Glutathione is a powerful antioxidant made by the liver and is required for the proper functioning of other antioxidants such as vitamins C, E, selenium, and carotenoids. It is involved in tissue building, immune response, nutrient metabolism, and regulation of cellular events, including cell proliferation and apoptosis. Glutathione deficiency contributes to oxidative stress, which plays a key role in aging and age-related diseases.

IRON DEFICIENCY

IRON DEFICIENCY

Iron is an essential mineral that our bodies need for many functions and is a key element in the metabolism of almost all living organisms. Iron deficiency is a condition marked by low iron stores in the body.

IRON OVERLOAD

IRON OVERLOAD

Excess iron in the body can lead to fatigue, anorexia, dizziness, nausea, vomiting, headache, weight loss, and shortness of breath. Genetic variations affect how much iron is absorbed leading to iron overload despite normal iron intake.

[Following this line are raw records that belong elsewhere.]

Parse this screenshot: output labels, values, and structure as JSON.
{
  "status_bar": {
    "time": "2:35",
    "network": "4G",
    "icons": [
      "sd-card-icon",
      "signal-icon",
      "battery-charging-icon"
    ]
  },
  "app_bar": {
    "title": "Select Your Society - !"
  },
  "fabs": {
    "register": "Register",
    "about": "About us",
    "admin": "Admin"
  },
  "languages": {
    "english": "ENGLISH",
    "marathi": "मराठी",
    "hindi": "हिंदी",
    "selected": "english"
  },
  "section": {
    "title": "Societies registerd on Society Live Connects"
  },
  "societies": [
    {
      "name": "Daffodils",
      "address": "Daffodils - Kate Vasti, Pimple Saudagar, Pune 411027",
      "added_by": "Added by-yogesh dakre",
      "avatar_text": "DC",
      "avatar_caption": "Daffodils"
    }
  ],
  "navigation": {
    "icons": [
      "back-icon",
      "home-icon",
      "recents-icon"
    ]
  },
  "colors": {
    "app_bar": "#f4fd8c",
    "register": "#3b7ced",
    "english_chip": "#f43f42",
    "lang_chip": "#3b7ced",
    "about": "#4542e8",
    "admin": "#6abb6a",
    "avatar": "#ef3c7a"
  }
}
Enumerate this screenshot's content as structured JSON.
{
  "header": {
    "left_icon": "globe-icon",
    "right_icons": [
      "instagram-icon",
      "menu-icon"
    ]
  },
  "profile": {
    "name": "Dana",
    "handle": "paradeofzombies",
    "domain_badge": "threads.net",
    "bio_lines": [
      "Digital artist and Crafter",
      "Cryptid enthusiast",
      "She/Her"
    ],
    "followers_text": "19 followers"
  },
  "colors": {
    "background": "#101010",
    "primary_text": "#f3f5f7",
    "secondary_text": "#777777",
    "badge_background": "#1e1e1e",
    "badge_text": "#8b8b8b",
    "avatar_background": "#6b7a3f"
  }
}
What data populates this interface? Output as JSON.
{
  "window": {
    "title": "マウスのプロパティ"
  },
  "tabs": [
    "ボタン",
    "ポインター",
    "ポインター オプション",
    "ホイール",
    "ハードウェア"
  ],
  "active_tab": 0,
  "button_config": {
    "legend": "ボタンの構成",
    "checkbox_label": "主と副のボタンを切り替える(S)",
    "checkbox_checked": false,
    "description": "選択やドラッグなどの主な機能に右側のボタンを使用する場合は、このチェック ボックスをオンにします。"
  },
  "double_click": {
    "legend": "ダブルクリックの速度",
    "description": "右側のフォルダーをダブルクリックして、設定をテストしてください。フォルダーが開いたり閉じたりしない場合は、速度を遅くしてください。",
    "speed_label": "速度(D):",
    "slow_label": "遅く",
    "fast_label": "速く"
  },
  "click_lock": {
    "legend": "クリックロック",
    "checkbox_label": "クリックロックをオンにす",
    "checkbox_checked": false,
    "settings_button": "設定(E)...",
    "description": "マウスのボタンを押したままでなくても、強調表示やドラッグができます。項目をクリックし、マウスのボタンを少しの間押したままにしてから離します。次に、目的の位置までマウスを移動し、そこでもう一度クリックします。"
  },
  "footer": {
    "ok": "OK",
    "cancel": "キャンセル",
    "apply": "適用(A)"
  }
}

LUTEIN AND ZEAXANTHIN DEFICIENCY

LUTEIN AND ZEAXANTHIN DEFICIENCY

Lutein and Zeaxanthin (LZ) are yellow to red xanthophylls, a type of naturally occurring carotene (pigment). They are highly concentrated in parts of the human eye. LZ blocks blue light from reaching the underlying layers in the retina, reducing the risk of light-induced oxidative damage that could lead to macular degeneration and cataracts (leading causes of visual impairment and acquired blindness). Lutein and Zeaxanthin also have important antioxidant functions in the body.

LYCOPENE DEFICIENCY

LYCOPENE DEFICIENCY

Lycopene is a bright red carotene (pigment) that gives many fruits and vegetables their red color, like tomatoes, watermelons, papayas, pink grapefruits, red carrots. Studies have linked higher consumption of lycopene-rich foods with reduced risk of many diseases, asthma, some cancers, and age-related vision problems.

MAGNESIUM DEFICIENCY

MAGNESIUM DEFICIENCY

Magnesium is an essential mineral involved in energy metabolism, nerve control, neurotransmitter release, and blood pressure regulation. It is also necessary for proper muscle function, strong bones, and good heart health. In the long term, magnesium deficiency has been associated with a high risk of osteoporosis, hypertension, cardiovascular disease, and insulin sensitivity.

PHOSPHORUS DEFICIENCY

PHOSPHORUS DEFICIENCY

Phosphorus is an essential mineral that plays a role in cell signaling, energy production, digestion, hormonal balance, proper nutrient utilization, along with muscle and nerve functioning. Serious dietary phosphorus deficiency is uncommon. Symptoms of phosphorus deficiency include weak bones, stiff joints, numbness, weakness, loss of appetite, anxiety.

SELENIUM DEFICIENCY

SELENIUM DEFICIENCY

Selenium is an essential trace mineral that plays an important role in the healthy functions of the reproductive system, immune system, and thyroid gland. It is also a powerful antioxidant that acts alongside vitamin C, vitamin E, and glutathione. Lifestyle factors that contribute to selenium imbalances include smoking, excessive alcohol consumption, stress, oral contraception, and auto-immune conditions (such as rheumatoid arthritis, lupus, celiac disease).

ZINC DEFICIENCY

ZINC DEFICIENCY

Zinc is an essential trace mineral that is needed for all forms of life. Zinc is required for many regulatory, catalytic, and structural processes in the body. It plays an important role in the healthy functioning of the immune system, wound healing, cell division, and protein synthesis. Zinc deficiency has been linked to impaired immune system function, increased colds and infections, diarrhea, loss of appetite, delayed wound healing, hair loss, taste abnormalities, and mental lethargy.